Rose Schafhauser, executive director of the Midwest Association of Medical Equipment Services, which has been among those in the forefront of the fight to eliminate competitive bidding, said providers are going to have to adjust to the change in the industry.

"Nothing ever stays the same — and our industry is no different," she said. "The need for our services will only be greater in the years to come. It will take strong strategic plans to be profitable, but it can be done. It will take creativity and vision to look at opportunities that are outside our comfort zone."

But first, providers have to deal with some painful realities. Rob Brant of City Medical Services in North Miami Beach, Fla., and a vociferous opponent of competitive bidding, is already dealing with the fallout from the project.

"I laid off half my staff last week and I'm a bid winner," Brant said. "At this point, I am trying to survive, and at this point, there is only so much that we can do."

It shook him up to let people go, especially at this season of the year. Some of them had been with him the majority of the 13 years he's been in business. "It was very difficult," he said.

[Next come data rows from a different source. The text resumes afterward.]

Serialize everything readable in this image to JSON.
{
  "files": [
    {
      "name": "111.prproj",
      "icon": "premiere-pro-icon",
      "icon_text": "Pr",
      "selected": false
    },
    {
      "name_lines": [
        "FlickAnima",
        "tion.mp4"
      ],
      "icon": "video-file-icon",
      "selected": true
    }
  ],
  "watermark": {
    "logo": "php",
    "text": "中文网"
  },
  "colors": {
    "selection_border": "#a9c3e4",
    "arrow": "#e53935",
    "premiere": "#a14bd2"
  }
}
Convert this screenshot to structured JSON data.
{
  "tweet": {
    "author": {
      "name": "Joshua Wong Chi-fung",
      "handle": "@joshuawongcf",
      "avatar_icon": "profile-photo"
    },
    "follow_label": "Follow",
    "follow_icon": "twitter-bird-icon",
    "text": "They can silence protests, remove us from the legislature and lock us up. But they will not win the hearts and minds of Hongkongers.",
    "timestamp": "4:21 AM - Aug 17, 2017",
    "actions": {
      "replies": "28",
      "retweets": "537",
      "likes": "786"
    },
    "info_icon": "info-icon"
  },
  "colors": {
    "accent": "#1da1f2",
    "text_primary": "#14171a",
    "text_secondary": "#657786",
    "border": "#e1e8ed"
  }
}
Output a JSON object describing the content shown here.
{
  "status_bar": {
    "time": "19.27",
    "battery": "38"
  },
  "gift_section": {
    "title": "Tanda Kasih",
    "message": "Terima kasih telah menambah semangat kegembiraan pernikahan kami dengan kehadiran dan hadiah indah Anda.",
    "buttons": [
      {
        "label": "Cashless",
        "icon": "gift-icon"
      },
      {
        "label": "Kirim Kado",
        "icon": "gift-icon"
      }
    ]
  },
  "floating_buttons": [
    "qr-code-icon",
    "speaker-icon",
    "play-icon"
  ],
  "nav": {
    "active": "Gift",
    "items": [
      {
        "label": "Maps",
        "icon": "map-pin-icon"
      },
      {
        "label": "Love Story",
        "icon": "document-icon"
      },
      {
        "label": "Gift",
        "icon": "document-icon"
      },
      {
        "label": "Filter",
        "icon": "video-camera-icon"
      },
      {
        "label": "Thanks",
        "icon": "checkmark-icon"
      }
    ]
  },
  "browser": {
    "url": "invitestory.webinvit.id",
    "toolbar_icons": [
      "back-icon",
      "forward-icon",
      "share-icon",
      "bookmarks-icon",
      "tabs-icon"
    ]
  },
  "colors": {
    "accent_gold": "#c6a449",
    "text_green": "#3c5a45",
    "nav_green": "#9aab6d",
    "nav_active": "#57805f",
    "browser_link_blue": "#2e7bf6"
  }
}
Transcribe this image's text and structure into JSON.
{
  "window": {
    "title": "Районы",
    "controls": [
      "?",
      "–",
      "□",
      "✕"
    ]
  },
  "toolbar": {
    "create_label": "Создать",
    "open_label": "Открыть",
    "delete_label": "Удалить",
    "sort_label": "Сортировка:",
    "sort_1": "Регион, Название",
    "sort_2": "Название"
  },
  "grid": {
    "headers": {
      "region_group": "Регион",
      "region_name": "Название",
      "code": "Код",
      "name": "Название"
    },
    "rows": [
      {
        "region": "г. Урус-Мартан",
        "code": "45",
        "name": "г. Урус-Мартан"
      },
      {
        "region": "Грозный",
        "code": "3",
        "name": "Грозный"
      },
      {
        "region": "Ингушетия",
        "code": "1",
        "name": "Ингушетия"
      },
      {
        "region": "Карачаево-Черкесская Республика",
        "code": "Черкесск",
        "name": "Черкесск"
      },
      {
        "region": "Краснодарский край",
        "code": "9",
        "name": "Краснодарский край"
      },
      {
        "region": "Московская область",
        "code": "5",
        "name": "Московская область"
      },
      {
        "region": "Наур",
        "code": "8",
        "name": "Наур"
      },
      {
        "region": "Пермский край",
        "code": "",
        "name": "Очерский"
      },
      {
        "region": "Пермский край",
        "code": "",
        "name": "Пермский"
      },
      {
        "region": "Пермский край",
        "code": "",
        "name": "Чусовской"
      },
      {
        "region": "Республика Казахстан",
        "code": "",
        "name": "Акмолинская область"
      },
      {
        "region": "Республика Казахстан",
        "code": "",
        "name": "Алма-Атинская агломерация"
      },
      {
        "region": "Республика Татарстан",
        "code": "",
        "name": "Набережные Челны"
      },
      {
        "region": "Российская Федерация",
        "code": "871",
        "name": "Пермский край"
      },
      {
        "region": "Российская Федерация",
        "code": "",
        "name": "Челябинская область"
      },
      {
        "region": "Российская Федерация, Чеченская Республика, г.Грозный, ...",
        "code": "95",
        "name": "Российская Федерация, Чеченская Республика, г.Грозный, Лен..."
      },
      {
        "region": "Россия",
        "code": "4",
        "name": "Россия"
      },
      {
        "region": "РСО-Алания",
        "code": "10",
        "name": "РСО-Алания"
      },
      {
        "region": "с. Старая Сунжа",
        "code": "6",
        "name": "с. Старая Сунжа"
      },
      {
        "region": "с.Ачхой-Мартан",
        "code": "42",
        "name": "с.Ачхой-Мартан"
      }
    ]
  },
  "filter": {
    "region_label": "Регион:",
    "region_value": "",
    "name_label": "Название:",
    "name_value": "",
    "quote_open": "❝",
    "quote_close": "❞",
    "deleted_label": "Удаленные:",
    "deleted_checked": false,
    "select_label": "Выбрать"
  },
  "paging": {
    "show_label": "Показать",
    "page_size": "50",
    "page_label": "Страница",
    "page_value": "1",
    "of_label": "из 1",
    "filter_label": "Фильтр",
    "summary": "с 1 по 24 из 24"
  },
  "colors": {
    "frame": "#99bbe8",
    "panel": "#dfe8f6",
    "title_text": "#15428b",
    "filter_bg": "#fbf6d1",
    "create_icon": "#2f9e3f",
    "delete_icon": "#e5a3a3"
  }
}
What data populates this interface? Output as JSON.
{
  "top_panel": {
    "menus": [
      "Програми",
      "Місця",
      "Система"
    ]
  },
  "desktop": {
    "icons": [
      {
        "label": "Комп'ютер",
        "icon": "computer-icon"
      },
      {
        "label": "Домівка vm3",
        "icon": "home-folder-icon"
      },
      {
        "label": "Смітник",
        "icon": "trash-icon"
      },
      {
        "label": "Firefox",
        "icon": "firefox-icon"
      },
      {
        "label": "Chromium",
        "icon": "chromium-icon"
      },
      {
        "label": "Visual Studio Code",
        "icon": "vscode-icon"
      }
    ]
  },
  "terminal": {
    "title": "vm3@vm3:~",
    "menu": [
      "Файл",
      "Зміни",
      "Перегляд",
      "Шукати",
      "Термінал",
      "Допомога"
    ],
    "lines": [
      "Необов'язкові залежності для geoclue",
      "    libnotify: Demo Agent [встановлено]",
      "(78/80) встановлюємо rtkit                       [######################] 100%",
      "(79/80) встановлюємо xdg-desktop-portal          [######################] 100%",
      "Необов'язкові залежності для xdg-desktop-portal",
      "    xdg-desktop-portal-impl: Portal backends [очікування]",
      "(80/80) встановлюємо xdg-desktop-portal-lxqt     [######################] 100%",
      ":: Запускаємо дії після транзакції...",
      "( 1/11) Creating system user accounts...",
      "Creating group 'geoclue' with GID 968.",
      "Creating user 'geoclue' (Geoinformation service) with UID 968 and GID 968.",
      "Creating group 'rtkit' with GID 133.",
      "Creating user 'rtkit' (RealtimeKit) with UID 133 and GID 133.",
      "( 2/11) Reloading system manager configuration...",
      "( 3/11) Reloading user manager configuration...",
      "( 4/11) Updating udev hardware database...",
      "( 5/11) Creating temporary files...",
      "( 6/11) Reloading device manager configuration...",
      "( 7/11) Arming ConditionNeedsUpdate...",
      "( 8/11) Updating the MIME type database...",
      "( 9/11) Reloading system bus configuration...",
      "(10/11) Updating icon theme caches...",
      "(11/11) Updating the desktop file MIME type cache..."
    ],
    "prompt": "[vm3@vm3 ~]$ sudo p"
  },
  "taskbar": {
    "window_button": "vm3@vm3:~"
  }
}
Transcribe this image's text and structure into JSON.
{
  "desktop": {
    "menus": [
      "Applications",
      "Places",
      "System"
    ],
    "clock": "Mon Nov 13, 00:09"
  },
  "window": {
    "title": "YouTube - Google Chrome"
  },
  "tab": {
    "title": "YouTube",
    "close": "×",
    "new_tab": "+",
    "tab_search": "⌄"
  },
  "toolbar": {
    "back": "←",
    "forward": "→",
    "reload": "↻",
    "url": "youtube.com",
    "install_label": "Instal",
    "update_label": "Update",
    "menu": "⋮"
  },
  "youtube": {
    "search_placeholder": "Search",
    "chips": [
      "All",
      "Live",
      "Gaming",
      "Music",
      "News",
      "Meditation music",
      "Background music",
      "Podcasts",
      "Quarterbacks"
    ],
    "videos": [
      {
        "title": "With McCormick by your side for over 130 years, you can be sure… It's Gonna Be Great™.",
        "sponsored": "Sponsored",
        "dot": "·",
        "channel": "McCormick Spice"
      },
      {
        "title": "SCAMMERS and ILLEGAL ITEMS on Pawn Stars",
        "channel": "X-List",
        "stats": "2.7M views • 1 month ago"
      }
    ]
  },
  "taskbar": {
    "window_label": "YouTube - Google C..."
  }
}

But he needs to be prepared for chaos. Once competitive bidding is in force, "they are really going to understand how flawed this program is," Brant said. "It's going to be crazy … The economists have said they have never seen an auction like this. It's unbelievable that a system like this is moving forward."

While some in the industry are calling for a redesign of CMS' competitive bidding plan, Ryan said he is hoping for something more.

"Before I commit to a redesigned auction as suggested by some renowned economists who have spent their careers in auctions, I want to prove this is a disaster and get it delayed administratively so we can look at alternatives beyond administrative pricing that can manage costs but improve services," he said. "This fight is far from over!"